Итак – пишите, пишите и пишите. И учитесь. Читайте, не отставайте от жизни. Вам надо быть впереди. Вы писатель – с Вас много спросится. Вы писатель пролетарский и должны писать в интересах класса, который Вас воспитал, которому Вы служите. А потому ближе, вплотную к нашей партии. Она авангард класса. Крепко, крепко жму руку.
В. Буторин. 20 XII 32 г. г. Сталинград
В мае тридцать третьего «Сталинград» вышел трёхтысячным тиражом, и на страницах первого номера соседствовали повесть Василия Матушкина «Барабан» и рассказ Виктора Буторина «Подпольная типография»…

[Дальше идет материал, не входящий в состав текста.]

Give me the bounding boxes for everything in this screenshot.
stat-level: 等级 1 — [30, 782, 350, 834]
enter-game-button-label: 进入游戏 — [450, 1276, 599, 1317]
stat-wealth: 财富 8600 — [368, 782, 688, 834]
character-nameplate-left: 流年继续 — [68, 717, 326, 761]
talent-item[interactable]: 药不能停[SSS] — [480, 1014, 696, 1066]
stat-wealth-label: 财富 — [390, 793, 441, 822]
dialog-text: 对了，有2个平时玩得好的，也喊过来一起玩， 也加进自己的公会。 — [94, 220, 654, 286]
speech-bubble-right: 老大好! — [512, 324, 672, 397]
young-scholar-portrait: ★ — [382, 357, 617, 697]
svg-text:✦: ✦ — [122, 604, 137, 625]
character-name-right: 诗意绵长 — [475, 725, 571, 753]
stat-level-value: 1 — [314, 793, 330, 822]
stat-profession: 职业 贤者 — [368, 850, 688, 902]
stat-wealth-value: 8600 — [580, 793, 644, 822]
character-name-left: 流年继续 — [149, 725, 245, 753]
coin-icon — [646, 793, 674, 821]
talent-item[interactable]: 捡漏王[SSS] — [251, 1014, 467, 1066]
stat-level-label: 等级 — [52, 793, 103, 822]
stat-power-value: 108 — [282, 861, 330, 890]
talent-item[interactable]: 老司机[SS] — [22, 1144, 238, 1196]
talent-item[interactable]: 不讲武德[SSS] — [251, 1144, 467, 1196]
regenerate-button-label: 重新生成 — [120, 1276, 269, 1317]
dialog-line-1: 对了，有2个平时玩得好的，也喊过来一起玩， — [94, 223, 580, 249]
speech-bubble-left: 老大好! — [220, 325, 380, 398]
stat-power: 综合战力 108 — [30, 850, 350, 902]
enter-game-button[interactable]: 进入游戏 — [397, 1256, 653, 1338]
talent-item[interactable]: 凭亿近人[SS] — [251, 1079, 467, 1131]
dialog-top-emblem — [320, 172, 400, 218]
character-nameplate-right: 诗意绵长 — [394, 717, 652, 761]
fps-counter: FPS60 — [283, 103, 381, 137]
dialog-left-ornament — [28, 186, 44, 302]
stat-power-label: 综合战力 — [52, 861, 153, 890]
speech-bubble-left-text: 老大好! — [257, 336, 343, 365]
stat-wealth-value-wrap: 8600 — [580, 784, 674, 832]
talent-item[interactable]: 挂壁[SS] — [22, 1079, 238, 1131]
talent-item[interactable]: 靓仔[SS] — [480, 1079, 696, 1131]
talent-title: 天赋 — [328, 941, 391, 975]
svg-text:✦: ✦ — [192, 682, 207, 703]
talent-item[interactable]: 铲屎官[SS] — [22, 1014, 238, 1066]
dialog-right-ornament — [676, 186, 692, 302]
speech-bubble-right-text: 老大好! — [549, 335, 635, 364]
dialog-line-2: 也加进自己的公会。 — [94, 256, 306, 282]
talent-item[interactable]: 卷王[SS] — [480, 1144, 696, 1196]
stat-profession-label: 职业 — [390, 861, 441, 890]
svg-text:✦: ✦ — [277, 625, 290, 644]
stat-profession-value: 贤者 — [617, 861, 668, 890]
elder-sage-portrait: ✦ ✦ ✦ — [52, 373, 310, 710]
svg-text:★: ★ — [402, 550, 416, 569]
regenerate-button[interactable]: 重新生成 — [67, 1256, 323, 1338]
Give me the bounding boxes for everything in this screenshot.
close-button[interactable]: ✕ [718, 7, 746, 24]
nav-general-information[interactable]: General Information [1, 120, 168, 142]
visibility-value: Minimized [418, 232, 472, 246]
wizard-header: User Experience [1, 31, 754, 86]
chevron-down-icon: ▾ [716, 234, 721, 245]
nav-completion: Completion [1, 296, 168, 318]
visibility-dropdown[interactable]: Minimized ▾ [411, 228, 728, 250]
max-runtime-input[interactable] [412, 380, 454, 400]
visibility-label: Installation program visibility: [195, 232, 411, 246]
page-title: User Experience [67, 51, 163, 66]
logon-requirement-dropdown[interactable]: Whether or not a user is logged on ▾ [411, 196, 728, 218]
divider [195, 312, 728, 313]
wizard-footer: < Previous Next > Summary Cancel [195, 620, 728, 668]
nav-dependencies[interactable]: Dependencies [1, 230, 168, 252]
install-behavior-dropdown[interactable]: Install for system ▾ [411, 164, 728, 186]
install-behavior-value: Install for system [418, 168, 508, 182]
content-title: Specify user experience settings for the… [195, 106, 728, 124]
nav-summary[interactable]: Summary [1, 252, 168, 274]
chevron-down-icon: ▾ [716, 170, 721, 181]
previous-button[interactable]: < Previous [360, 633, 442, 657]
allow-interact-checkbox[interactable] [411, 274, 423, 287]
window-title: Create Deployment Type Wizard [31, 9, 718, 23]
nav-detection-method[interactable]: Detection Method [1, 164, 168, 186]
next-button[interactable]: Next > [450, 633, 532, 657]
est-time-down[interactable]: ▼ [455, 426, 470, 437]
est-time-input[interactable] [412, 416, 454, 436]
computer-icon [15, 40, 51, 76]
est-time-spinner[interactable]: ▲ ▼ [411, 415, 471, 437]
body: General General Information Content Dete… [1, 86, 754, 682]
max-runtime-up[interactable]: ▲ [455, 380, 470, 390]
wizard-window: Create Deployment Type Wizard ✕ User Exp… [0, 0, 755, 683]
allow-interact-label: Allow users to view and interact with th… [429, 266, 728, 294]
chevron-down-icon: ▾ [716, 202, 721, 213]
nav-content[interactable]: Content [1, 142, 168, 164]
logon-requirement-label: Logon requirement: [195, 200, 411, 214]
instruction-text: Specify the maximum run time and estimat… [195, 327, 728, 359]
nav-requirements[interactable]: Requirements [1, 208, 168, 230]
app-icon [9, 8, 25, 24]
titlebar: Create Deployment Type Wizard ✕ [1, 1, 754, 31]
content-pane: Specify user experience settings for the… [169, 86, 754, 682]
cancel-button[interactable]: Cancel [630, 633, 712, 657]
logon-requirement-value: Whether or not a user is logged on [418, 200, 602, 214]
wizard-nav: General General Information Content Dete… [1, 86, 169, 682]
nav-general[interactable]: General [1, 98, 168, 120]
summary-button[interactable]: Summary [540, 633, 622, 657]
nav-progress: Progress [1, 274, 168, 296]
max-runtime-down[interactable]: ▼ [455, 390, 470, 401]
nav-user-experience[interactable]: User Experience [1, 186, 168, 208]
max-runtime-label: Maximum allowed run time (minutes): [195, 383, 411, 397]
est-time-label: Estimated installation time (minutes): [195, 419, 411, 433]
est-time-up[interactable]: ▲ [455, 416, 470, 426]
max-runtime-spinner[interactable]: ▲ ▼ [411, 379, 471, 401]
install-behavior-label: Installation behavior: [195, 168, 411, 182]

К сожалению, в дальнейшем имя искреннего и доброжелательного рецензента затерялось в обширном и тревожном потоке сталинградской литературы тех лет. Может, и не сам он затерялся или уехал куда-то из края, а «затеряли» его… Времена наступали крутые. Весной тридцать пятого новый партийный глава края Иосиф Варейкис приехал из Воронежа со своей «командой» с весьма определёнными задачами: что-то исправлять, поднимать, чистить… Забегая вперёд, скажу, что неистовый и интеллигентный Варейкис дочистился до собственного расстрела, а вослед ему, до лета тридцать восьмого, «как бешеные собаки» лишились жизни ещё двое его коллег по высшей сталинградской партийной должности… Но я о другом, о своём предположении в отношении судьбы сердобольного партийного литератора Буторина.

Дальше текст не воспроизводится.